# Information criteria

Information criteria are computationally much easier than full evaluations of the evidence.

**AIC:** *Akaiko Information Criteria*
This is essentially a frequentist approach as it relies solely on the likelihood (no priors involved). The quantity to calculate is:

$$
  \textit{AIC} = -2 \log p(D|\hat\thetavec_{\text{MLE}}) + 2k ,
$$

where $k$ is the number of free parameters and the probability distribution is the likelihood evaluated at the maximum likelihood values of the parameters.
In practice one compares the resulting quantity between the models in question.
It has the ingredients of evidence: an improved likelihood is balanced by a penalty for additional parameters. 
AIC is not well regarded by Bayesians.


**BIC:** *Bayesian Information Criteria*
This is a Gaussian approximation to the Bayesian evidence in the limit of a large amount of data.

$$
 \textit{BIC} = -2 \log p(D|\hat\thetavec_{\text{MLE}}) + k\ln N
$$

where $k$ is the number of fitted parameters and $N$ is the number of data points.
The BIC implicitly assumes that the Occam penalty is negligible.
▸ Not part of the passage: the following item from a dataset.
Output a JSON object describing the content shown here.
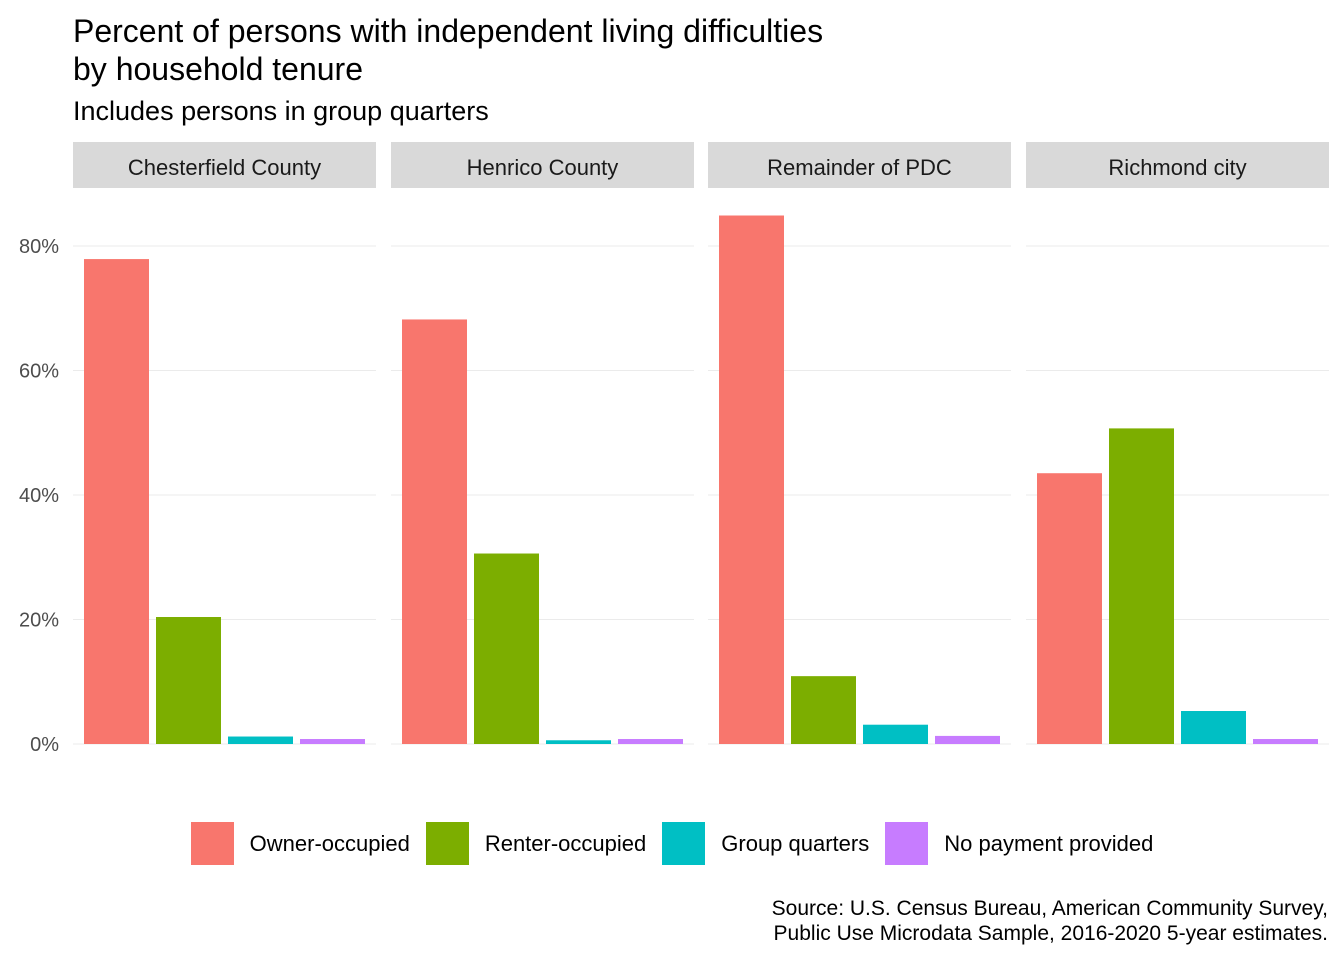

**DIC:** *Deviance Information Criteria*
With the DIC, replace $\hat\thetavec_{\text{MLE}}$ by $\hat\thetavec_{\text{Bayes}}$, where the latter is the maximum of the posterior (as opposed to the maximum of the likelihood).
Use an effective number of parameters:

$$
  p_{DIC} = 2\log p(D|\hat\thetavec_{\text{Bayes}})
   - E[\log p(D|\thetavec)] ,
$$

where the last term averages $\thetavec$ over the posterior.
Then

$$
  \textit{DIC} = -2 \log p(D|\hat\thetavec_{\text{Bayes}}) + 2 p_{DIC} .
$$


**WAIC:** Widely Applicable Information Criteria*
This is favored by the authors of BDA-3 as being more fully Bayesian.
The implementation is: given samples $s = 1$ to $S$,

$$
  \textit{WAIC} = 2\sum_{i=1}^{n_{\text{data}}} 
    \Bigl(\log \frac{1}{S}\sum_{s=1}^S p(y_i|\thetavec^s)\Bigr)
  - \frac{1}{S}\sum_{s=1}^S \log p(D_i|\thetavec^s)
$$

The WAIC averages over the posterior distribution.